Yumei WANG Jiawei LIANG Hao WANG Eiji OKI Lin ZHANG
In 3GPP (3rd Generation Partnership Project) LTE (Long Term Evolution) systems, when HARQ (Hybrid Automatic Repeat request) retransmission is invoked, the data at the transmitter are retransmitted randomly or sequentially regardless of their relationship to the wrongly decoded data. Such practice is inefficient since precious transmission resources will be spent to retransmit data that may be of no use in error correction at the receiver.

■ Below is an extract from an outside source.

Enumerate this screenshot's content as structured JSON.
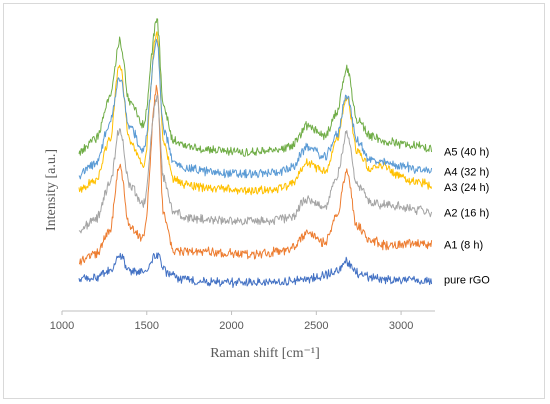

This paper proposes an incremental redundancy HARQ scheme based on Error Position Estimating Coding (ePec) and LDPC (Low Density Parity Check Code) channel coding, which is called ePec-LDPC HARQ. The proposal is able to feedback the wrongly decoded code blocks within a specific MAC (Media Access Control) PDU (Protocol Data Unit) from the receiver. The transmitter gets the feedback information and then performs targeted retransmission. That is, only the data related to the wrongly decoded code blocks are retransmitted, which can improve the retransmission efficiency and thus reduce the retransmission overload. An enhanced incremental redundancy LDPC coding approach, called EIR-LDPC, together with a physical layer framing method, is developed to implement ePec-LDPC HARQ. Performance evaluations show that ePec-LDPC HARQ reduces the overall transmission resources by 15% compared to a conventional LDPC HARQ scheme. Moreover, the average retransmission times of each MAC PDU and the transmission delay are also reduced considerably.